Análise
Políticas de cotas em programas de residência médica estão sendo questionadas por organizações e candidatos. Eles defendem que a reserva de vagas para grupos populacionais vulnerabilizados é um ataque ao mérito acadêmico.
A residência é uma formação em serviço para médicos graduados. Nela, os interessados escolhem uma área para se especializar. Em média, isso leva dois anos. No entanto, em alguns casos, como a neurocirurgia, pode chegar a cinco anos.
No último sábado (9), Justiça do Distrito Federal negou um pedido do CFM (Conselho Federal de Medicina) contra a reserva de 30% das vagas para pessoas com deficiência, pretos, pardos, indígenas e quilombolas no Enare (Exame Nacional de Residência), forma de ingresso em alguns dos programas de residência mais importantes do país.
Para o conselho, a reserva de vagas cria "discriminação reversa" e fomenta a ideia de "vantagens injustificáveis" na classe médica. Ele defende que a seleção para residência seja baseada somente no mérito acadêmico.
Para a 3ª Vara Cível de Brasília, a entidade não tem legitimidade para questionar a política, uma vez que ação afirmativa é inofensiva para o exercício da medicina.
O CFM poderia recorrer da decisão, divulgada no sábado (9), mas já avisou ao tribunal que não planeja fazer isso. Agora, a organização deve trabalhar pela aprovação de um projeto de lei proibindo cotas em programas de residência médica, disseram membros da direção à Folha.
O Enare é aplicado pela Empresa Brasileira de Serviços Hospitalares, estatal ligada ao MEC (Ministério da Educação). A prova foi aplicada no dia 20 de outubro em 60 cidades, oferecendo 4.854 vagas de residência médica em 163 instituições de todo o país.
Desde o processo seletivo de 2023, o exame incluía a reserva de 10% das vagas para pessoas com deficiência. A partir deste ano, passou a contar também com cota para pessoas que se autodeclaram pretas e pardas, indígenas e quilombolas -20% das oportunidades.
Procurada, a Empresa Brasileira de Serviços Hospitalares diz que as cotas não implicam privilégio ou quebra da isonomia, como argumenta o conselho federal, mas são instrumentos de equidade para promover reparação histórica e corrigir desigualdades estruturais.
"A existência de políticas de cotas no ingresso às universidades públicas, por si só, não elimina as profundas desigualdades sociais que ainda afetam o acesso às especialidades médicas", afirma a entidade. "Tendo em vista que muitos estudantes ainda enfrentam barreiras adicionais ao tentarem ingressar nos programas de residência, onde há uma acirrada competição e altos custos associados à preparação para exames específicos."
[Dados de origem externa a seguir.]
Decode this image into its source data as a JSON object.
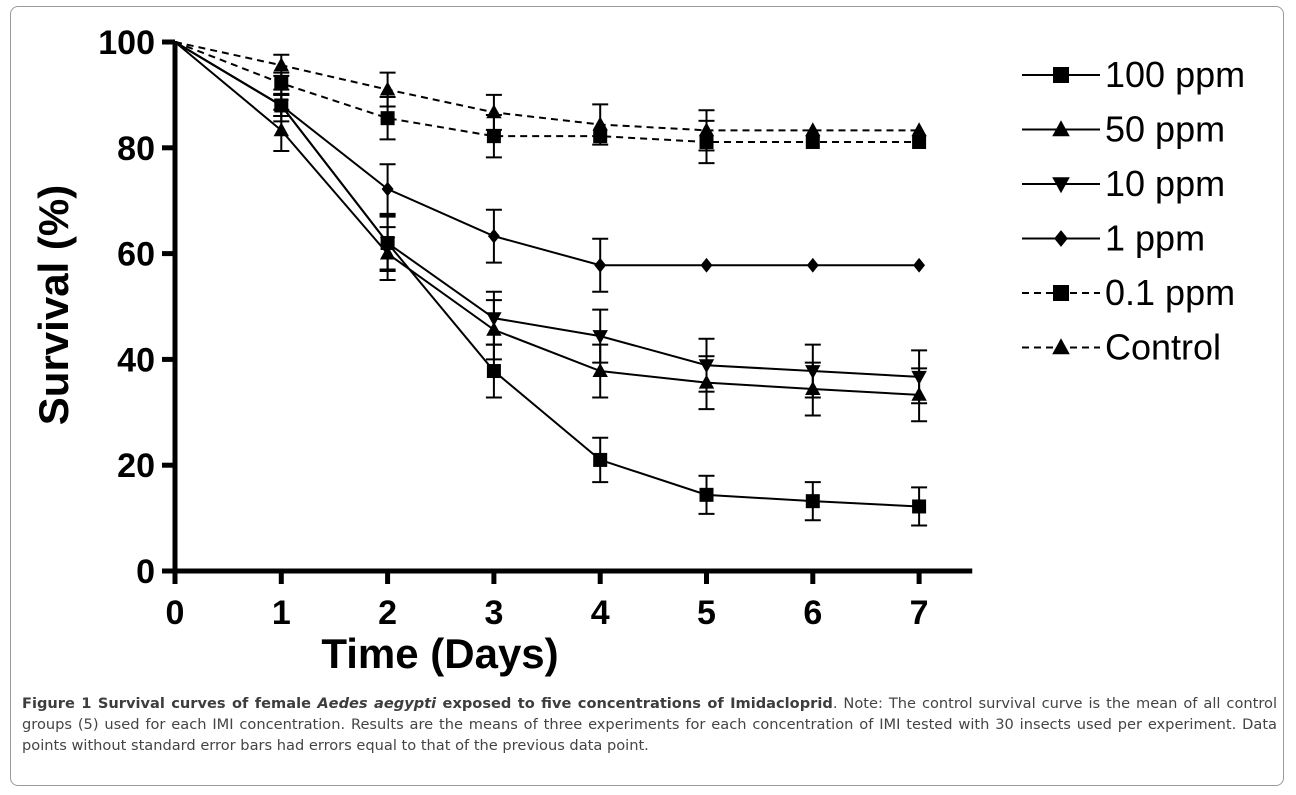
{
  "caption": {
    "lead_prefix": "Figure 1 Survival curves of female ",
    "lead_species": "Aedes aegypti",
    "lead_suffix": " exposed to five concentrations of Imidacloprid",
    "body": ". Note: The control survival curve is the mean of all control groups (5) used for each IMI concentration. Results are the means of three experiments for each concentration of IMI tested with 30 insects used per experiment. Data points without standard error bars had errors equal to that of the previous data point."
  },
  "chart_data": {
    "type": "line",
    "xlabel": "Time (Days)",
    "ylabel": "Survival (%)",
    "xlim": [
      0,
      7.5
    ],
    "ylim": [
      0,
      100
    ],
    "x_ticks": [
      "0",
      "1",
      "2",
      "3",
      "4",
      "5",
      "6",
      "7"
    ],
    "y_ticks": [
      "0",
      "20",
      "40",
      "60",
      "80",
      "100"
    ],
    "grid": false,
    "legend_position": "right",
    "x": [
      0,
      1,
      2,
      3,
      4,
      5,
      6,
      7
    ],
    "series": [
      {
        "name": "100 ppm",
        "marker": "square",
        "dash": false,
        "values": [
          100,
          88,
          62,
          37.8,
          21,
          14.4,
          13.2,
          12.2
        ],
        "errors": [
          0,
          2,
          5,
          5,
          4.2,
          3.6,
          3.6,
          3.6
        ]
      },
      {
        "name": "50 ppm",
        "marker": "triangle-up",
        "dash": false,
        "values": [
          100,
          83.3,
          60,
          45.6,
          37.8,
          35.6,
          34.4,
          33.3
        ],
        "errors": [
          0,
          3.9,
          5,
          5.6,
          5,
          5,
          5,
          5
        ]
      },
      {
        "name": "10 ppm",
        "marker": "triangle-down",
        "dash": false,
        "values": [
          100,
          88,
          62,
          47.8,
          44.4,
          38.9,
          37.8,
          36.7
        ],
        "errors": [
          0,
          3,
          5.3,
          5,
          5,
          5,
          5,
          5
        ]
      },
      {
        "name": "1 ppm",
        "marker": "diamond",
        "dash": false,
        "values": [
          100,
          88,
          72.2,
          63.3,
          57.8,
          57.8,
          57.8,
          57.8
        ],
        "errors": [
          0,
          2,
          4.7,
          5,
          5,
          0,
          0,
          0
        ]
      },
      {
        "name": "0.1 ppm",
        "marker": "square",
        "dash": true,
        "values": [
          100,
          92.2,
          85.6,
          82.2,
          82.2,
          81.1,
          81.1,
          81.1
        ],
        "errors": [
          0,
          2,
          4,
          4,
          0,
          4,
          0,
          0
        ]
      },
      {
        "name": "Control",
        "marker": "triangle-up",
        "dash": true,
        "values": [
          100,
          95.6,
          91,
          86.7,
          84.4,
          83.3,
          83.3,
          83.3
        ],
        "errors": [
          0,
          2,
          3.2,
          3.3,
          3.8,
          3.8,
          0,
          0
        ]
      }
    ]
  }
}
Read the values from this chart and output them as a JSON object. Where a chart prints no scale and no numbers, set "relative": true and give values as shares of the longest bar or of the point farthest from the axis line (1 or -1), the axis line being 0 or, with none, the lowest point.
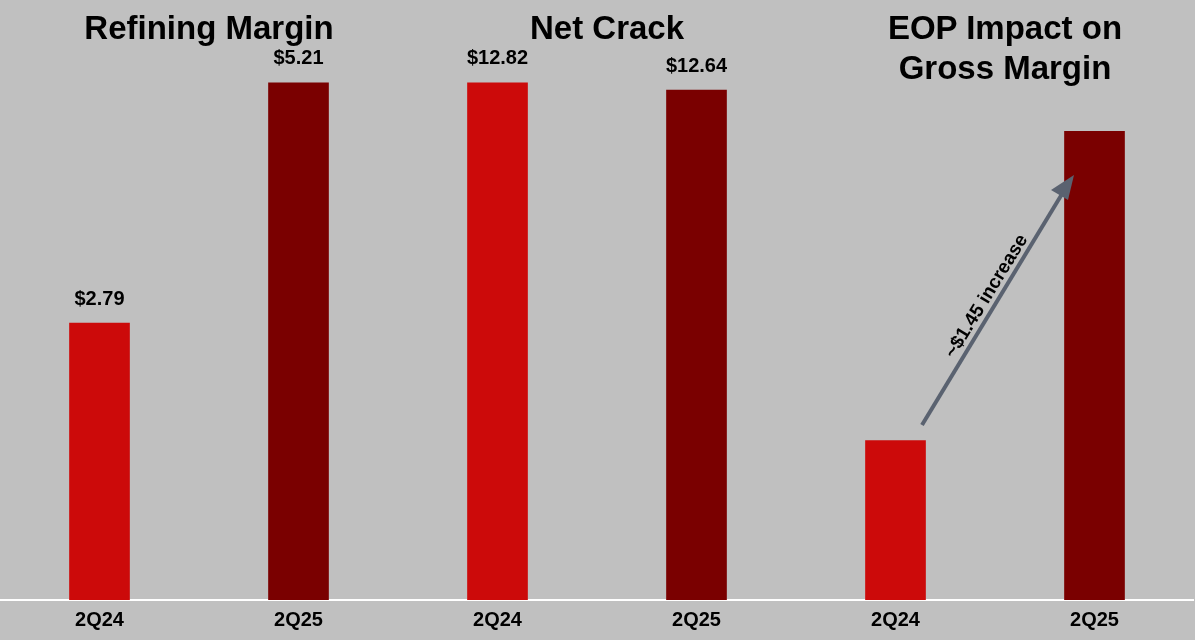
{
  "chart_data": [
    {
      "type": "bar",
      "title": "Refining Margin",
      "categories": [
        "2Q24",
        "2Q25"
      ],
      "values": [
        2.79,
        5.21
      ],
      "colors": [
        "#cc0a0a",
        "#7a0000"
      ],
      "value_labels": [
        "$2.79",
        "$5.21"
      ]
    },
    {
      "type": "bar",
      "title": "Net Crack",
      "categories": [
        "2Q24",
        "2Q25"
      ],
      "values": [
        12.82,
        12.64
      ],
      "colors": [
        "#cc0a0a",
        "#7a0000"
      ],
      "value_labels": [
        "$12.82",
        "$12.64"
      ]
    },
    {
      "type": "bar",
      "title": "EOP Impact on Gross Margin",
      "categories": [
        "2Q24",
        "2Q25"
      ],
      "values": [
        0.34,
        1
      ],
      "colors": [
        "#cc0a0a",
        "#7a0000"
      ],
      "relative": true,
      "annotations": [
        "~$1.45 increase"
      ]
    }
  ]
}
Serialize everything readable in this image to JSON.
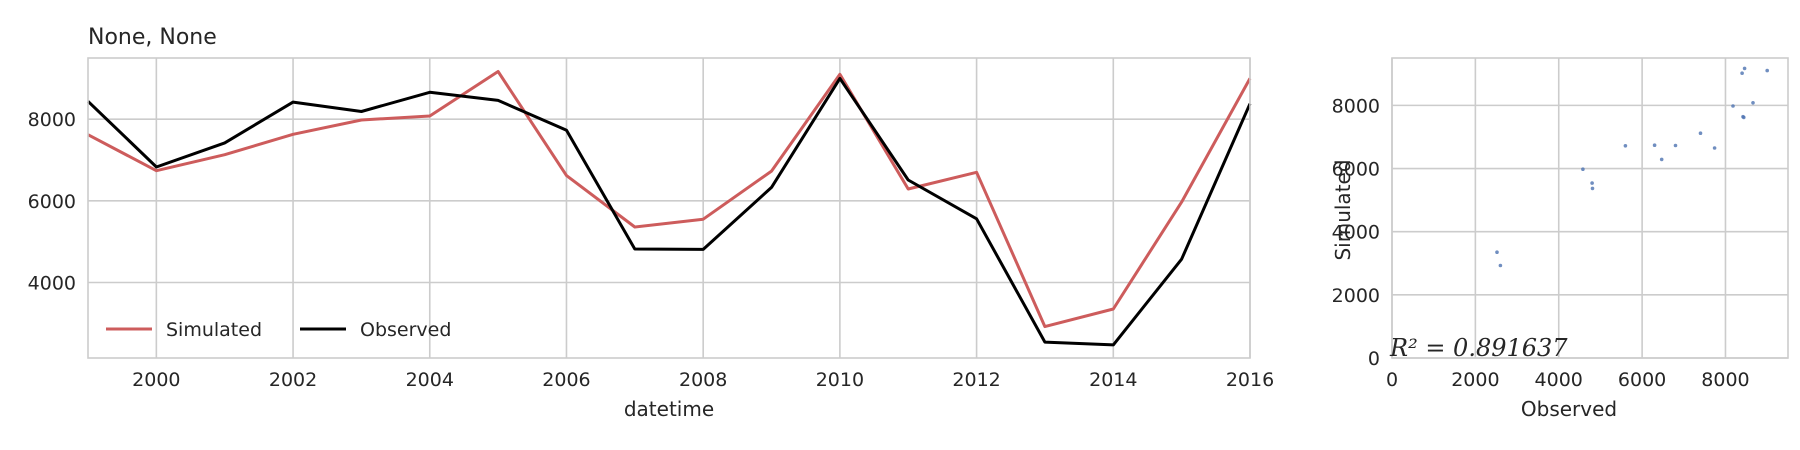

O CFM, porém, não está sozinho em sua argumentação. A AMB (Associação Médica Brasileira) também critica a política afirmativa. "Quando se trata de residência médica, é preciso o entendimento de que todos que farão a prova de especialista já se encontram graduados no curso de medicina", diz a entidade.
Para a associação, o após graduação requer dedicação por meio de muito estudo e esforço por parte de cada indivíduo.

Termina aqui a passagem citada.